NAN leaders held a news conference in Toronto Wednesday to bring the issue to light.
They said they recognize the benefits of de-listing OxyContin, since the drug has caused widespread addiction in many remote communities, however the leaders noted governments have shown a lack of foresight in working with NAN to develop a strategy.
That strategy would be built to help residents cope with painful drug withdrawal symptoms. NAN said it is still waiting for a response to community based proposals it made previously, including money for implementing drug treatment and prevention programs, and for addressing the root causes of prescription drug abuse.
A public 'catastrophe'
"We have a public catastrophe on our hands, and no one is stepping up to take responsibility to help our people" said NAN Deputy Grand Chief Mike Metatawabin.
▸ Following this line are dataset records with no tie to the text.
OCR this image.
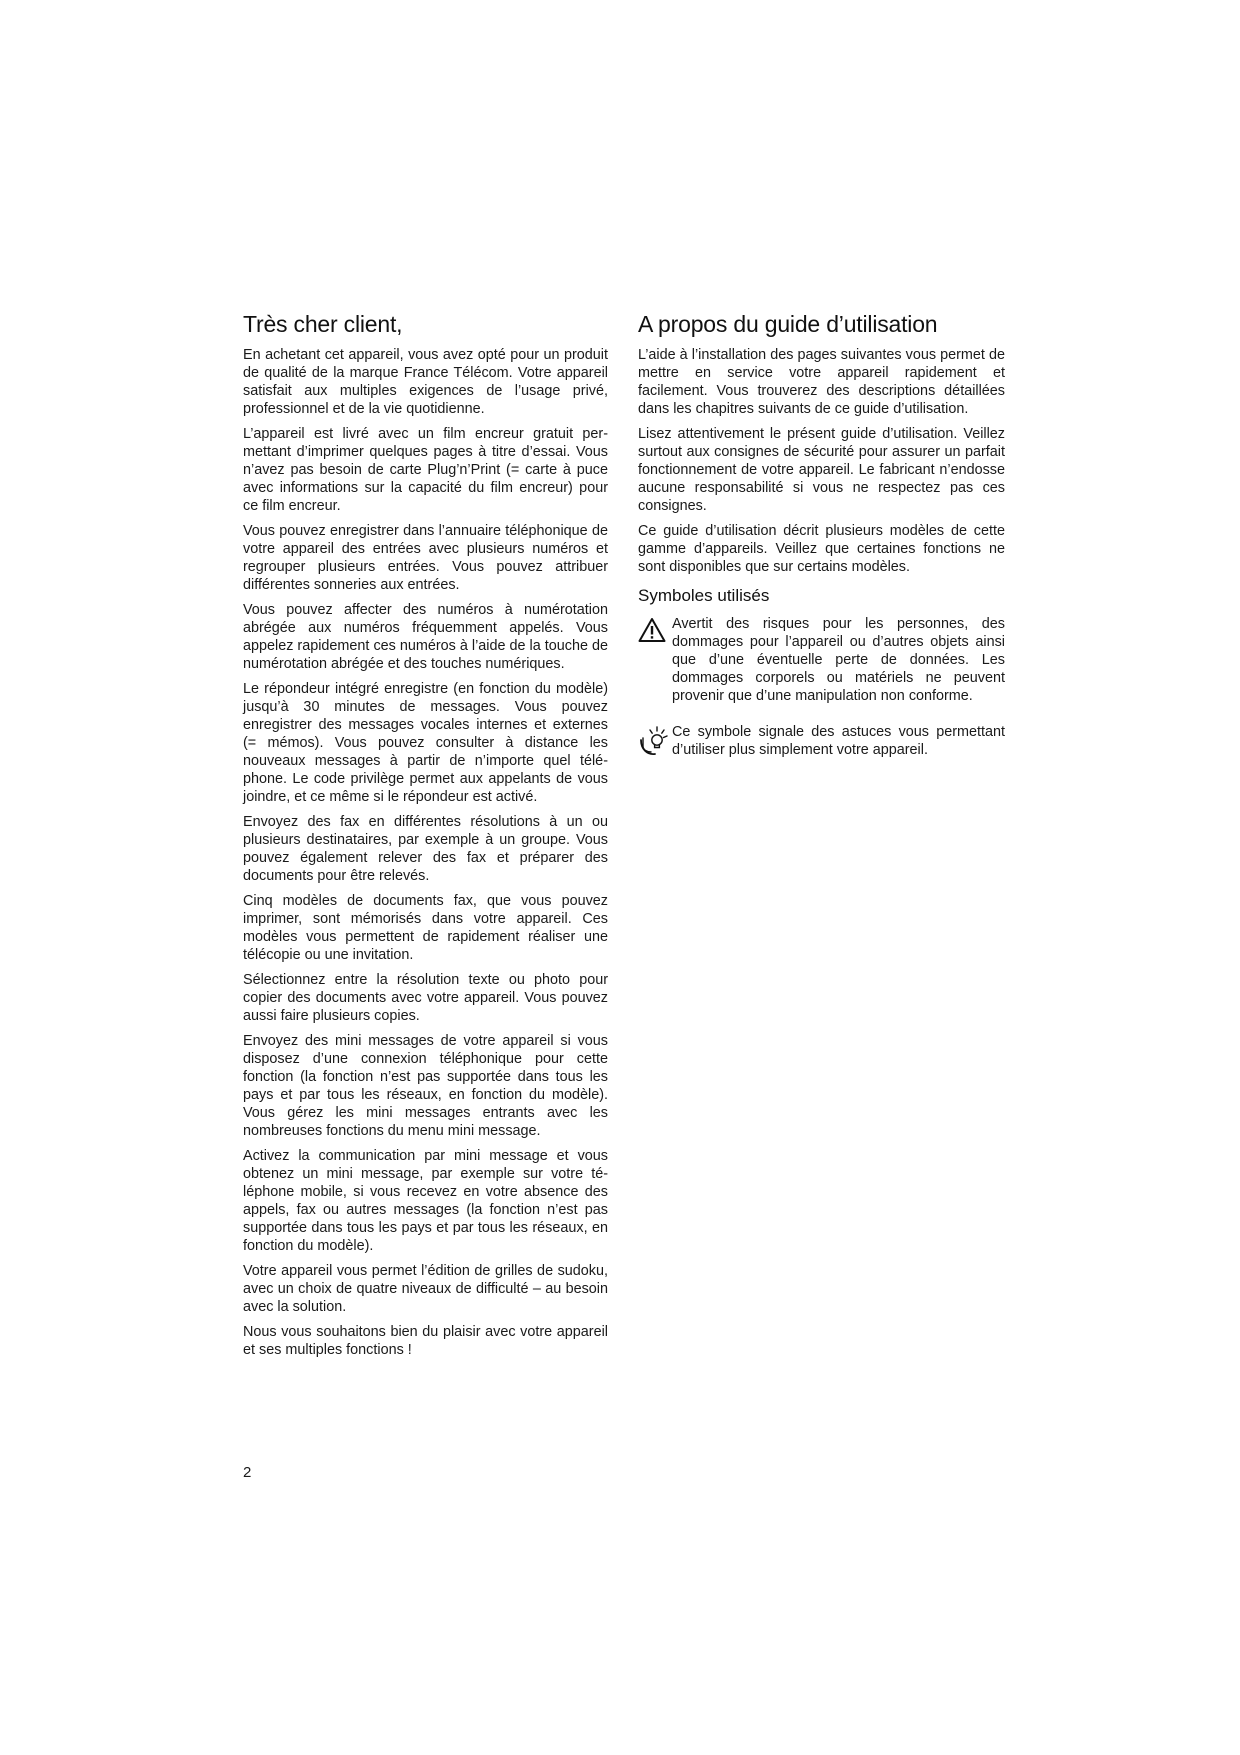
Très cher client,

En achetant cet appareil, vous avez opté pour un produit de qualité de la marque France Télécom. Votre appareil satisfait aux multiples exigences de l’usage privé, professionnel et de la vie quotidienne.

L’appareil est livré avec un film encreur gratuit permettant d’imprimer quelques pages à titre d’essai. Vous n’avez pas besoin de carte Plug’n’Print (= carte à puce avec informations sur la capacité du film encreur) pour ce film encreur.

Vous pouvez enregistrer dans l’annuaire téléphonique de votre appareil des entrées avec plusieurs numéros et regrouper plusieurs entrées. Vous pouvez attribuer différentes sonneries aux entrées.

Vous pouvez affecter des numéros à numérotation abrégée aux numéros fréquemment appelés. Vous appelez rapidement ces numéros à l’aide de la touche de numérotation abrégée et des touches numériques.

Le répondeur intégré enregistre (en fonction du modèle) jusqu’à 30 minutes de messages. Vous pouvez enregistrer des messages vocales internes et externes (= mémos). Vous pouvez consulter à distance les nouveaux messages à partir de n’importe quel téléphone. Le code privilège permet aux appelants de vous joindre, et ce même si le répondeur est activé.

Envoyez des fax en différentes résolutions à un ou plusieurs destinataires, par exemple à un groupe. Vous pouvez également relever des fax et préparer des documents pour être relevés.

Cinq modèles de documents fax, que vous pouvez imprimer, sont mémorisés dans votre appareil. Ces modèles vous permettent de rapidement réaliser une télécopie ou une invitation.

Sélectionnez entre la résolution texte ou photo pour copier des documents avec votre appareil. Vous pouvez aussi faire plusieurs copies.

Envoyez des mini messages de votre appareil si vous disposez d’une connexion téléphonique pour cette fonction (la fonction n’est pas supportée dans tous les pays et par tous les réseaux, en fonction du modèle). Vous gérez les mini messages entrants avec les nombreuses fonctions du menu mini message.

Activez la communication par mini message et vous obtenez un mini message, par exemple sur votre téléphone mobile, si vous recevez en votre absence des appels, fax ou autres messages (la fonction n’est pas supportée dans tous les pays et par tous les réseaux, en fonction du modèle).

Votre appareil vous permet l’édition de grilles de sudoku, avec un choix de quatre niveaux de difficulté – au besoin avec la solution.

Nous vous souhaitons bien du plaisir avec votre appareil et ses multiples fonctions !

A propos du guide d’utilisation

L’aide à l’installation des pages suivantes vous permet de mettre en service votre appareil rapidement et facilement. Vous trouverez des descriptions détaillées dans les chapitres suivants de ce guide d’utilisation.

Lisez attentivement le présent guide d’utilisation. Veillez surtout aux consignes de sécurité pour assurer un parfait fonctionnement de votre appareil. Le fabricant n’endosse aucune responsabilité si vous ne respectez pas ces consignes.

Ce guide d’utilisation décrit plusieurs modèles de cette gamme d’appareils. Veillez que certaines fonctions ne sont disponibles que sur certains modèles.

Symboles utilisés

Avertit des risques pour les personnes, des dommages pour l’appareil ou d’autres objets ainsi que d’une éventuelle perte de données. Les dommages corporels ou matériels ne peuvent provenir que d’une manipulation non conforme.

Ce symbole signale des astuces vous permettant d’utiliser plus simplement votre appareil.

2
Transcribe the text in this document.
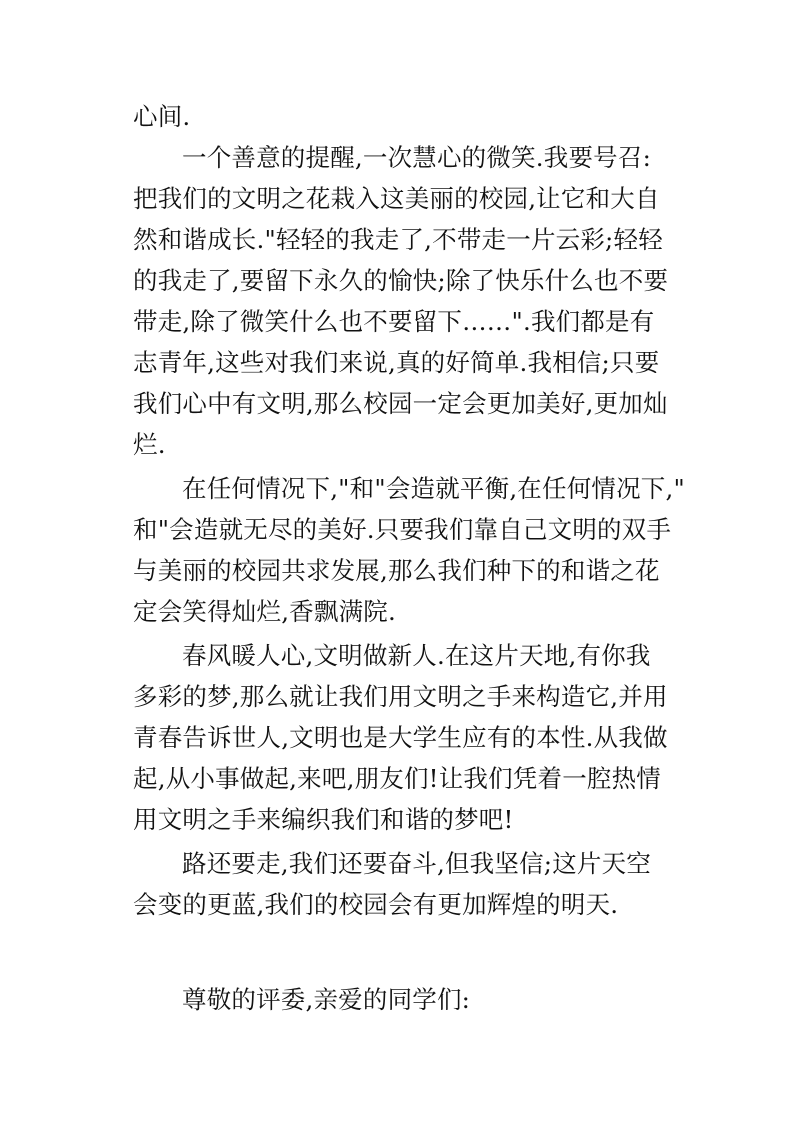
心间.

一个善意的提醒,一次慧心的微笑.我要号召:

把我们的文明之花栽入这美丽的校园,让它和大自

然和谐成长."轻轻的我走了,不带走一片云彩;轻轻

的我走了,要留下永久的愉快;除了快乐什么也不要

带走,除了微笑什么也不要留下……".我们都是有

志青年,这些对我们来说,真的好简单.我相信;只要

我们心中有文明,那么校园一定会更加美好,更加灿

烂.

在任何情况下,"和"会造就平衡,在任何情况下,"

和"会造就无尽的美好.只要我们靠自己文明的双手

与美丽的校园共求发展,那么我们种下的和谐之花

定会笑得灿烂,香飘满院.

春风暖人心,文明做新人.在这片天地,有你我

多彩的梦,那么就让我们用文明之手来构造它,并用

青春告诉世人,文明也是大学生应有的本性.从我做

起,从小事做起,来吧,朋友们!让我们凭着一腔热情

用文明之手来编织我们和谐的梦吧!

路还要走,我们还要奋斗,但我坚信;这片天空

会变的更蓝,我们的校园会有更加辉煌的明天.

尊敬的评委,亲爱的同学们:
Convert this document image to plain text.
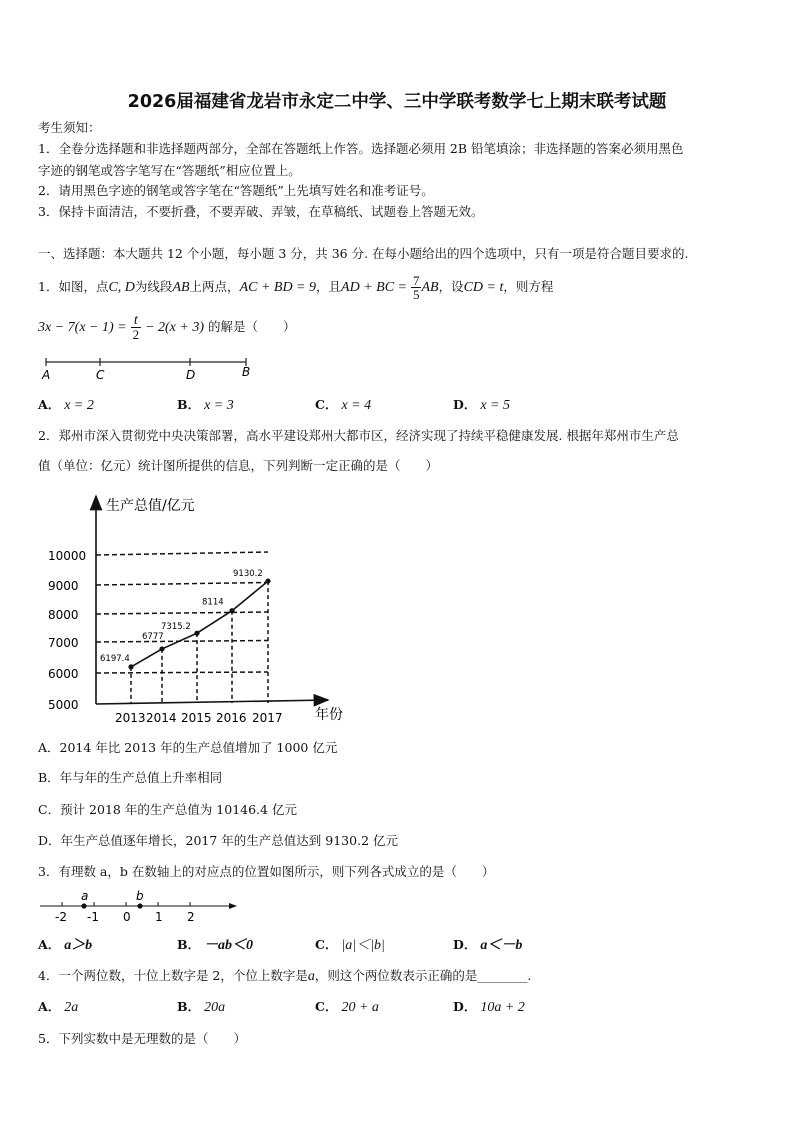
2026届福建省龙岩市永定二中学、三中学联考数学七上期末联考试题
考生须知：
1．全卷分选择题和非选择题两部分，全部在答题纸上作答。选择题必须用 2B 铅笔填涂；非选择题的答案必须用黑色
字迹的钢笔或答字笔写在“答题纸”相应位置上。
2．请用黑色字迹的钢笔或答字笔在“答题纸”上先填写姓名和准考证号。
3．保持卡面清洁，不要折叠，不要弄破、弄皱，在草稿纸、试题卷上答题无效。
一、选择题：本大题共 12 个小题，每小题 3 分，共 36 分. 在每小题给出的四个选项中，只有一项是符合题目要求的.
1．如图，点C, D为线段AB上两点，AC + BD = 9，且AD + BC = $\frac{7}{5}$ AB，设CD = t，则方程
$3x - 7(x - 1) = \frac{t}{2} - 2(x + 3)$ 的解是（　　）
A	C	D	B
A． x = 2	B． x = 3	C． x = 4	D． x = 5
2．郑州市深入贯彻党中央决策部署，高水平建设郑州大都市区，经济实现了持续平稳健康发展. 根据年郑州市生产总
值（单位：亿元）统计图所提供的信息，下列判断一定正确的是（　　）
生产总值/亿元
年份
10000
9000
8000
7000
6000
5000
2013 2014 2015 2016 2017
6197.4
6777
7315.2
8114
9130.2
A．2014 年比 2013 年的生产总值增加了 1000 亿元
B．年与年的生产总值上升率相同
C．预计 2018 年的生产总值为 10146.4 亿元
D．年生产总值逐年增长，2017 年的生产总值达到 9130.2 亿元
3．有理数 a，b 在数轴上的对应点的位置如图所示，则下列各式成立的是（　　）
-2 -1 0 1 2
a	b
A． a＞b	B． －ab＜0	C． |a|＜|b|	D． a＜－b
4．一个两位数，十位上数字是 2，个位上数字是a，则这个两位数表示正确的是________.
A． 2a	B． 20a	C． 20 + a	D． 10a + 2
5．下列实数中是无理数的是（　　）
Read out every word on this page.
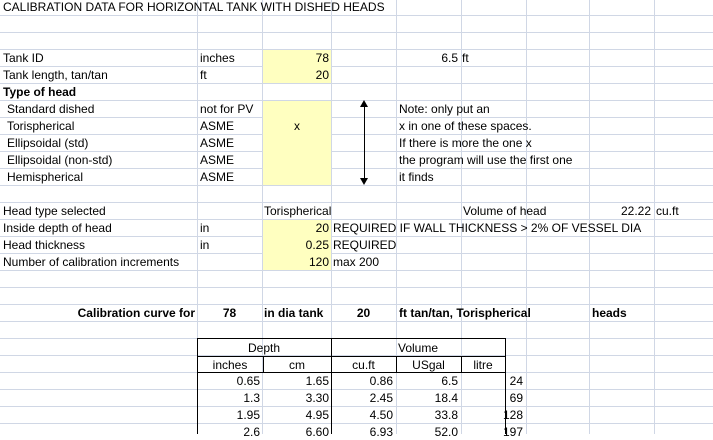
CALIBRATION DATA FOR HORIZONTAL TANK WITH DISHED HEADS
Tank ID	inches	78	6.5 ft
Tank length, tan/tan	ft	20
Type of head
Standard dished	not for PV
Torispherical	ASME	x
Ellipsoidal (std)	ASME
Ellipsoidal (non-std)	ASME
Hemispherical	ASME
Note: only put an
x in one of these spaces.
If there is more the one x
the program will use the first one
it finds
Head type selected	Torispherical	Volume of head	22.22 cu.ft
Inside depth of head	in	20 REQUIRED IF WALL THICKNESS > 2% OF VESSEL DIA
Head thickness	in	0.25 REQUIRED
Number of calibration increments	120 max 200
Calibration curve for	78	in dia tank	20	ft tan/tan, Torispherical	heads
Depth	Volume
inches	cm	cu.ft	USgal	litre
0.65	1.65	0.86	6.5	24
1.3	3.30	2.45	18.4	69
1.95	4.95	4.50	33.8	128
2.6	6.60	6.93	52.0	197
"Our communities have minimal access to medical services to help cope with severe withdrawal symptoms. Our people have a right to timely and effective health care."
NAN said Health Canada told a reporter earlier this month that there will be primary care on the ground to help manage any possible problems that could arise from the withdrawal of Oxycontin, however that plan has yet to be conveyed to NAN.
According to NAN health officials, there are no resident doctors in its communities, and nursing stations have a 40 per cent nursing staff shortage.
They said primary care will be overwhelmed by the thousands who could be seeking health care when opiate supplies change in the coming weeks.
Doris Grinspun, executive director of the Registered Nurses Association, also attended the news conference.
"Nurses are deeply concerned about the people whose suffering will only increase if they cannot get proper access to treatment," Grinspun said.
"I Implore (Ontario Health Minister) Deb Matthews and her federal counterpart to do everything in their power to ensure First Nations people get the help they need and deserve."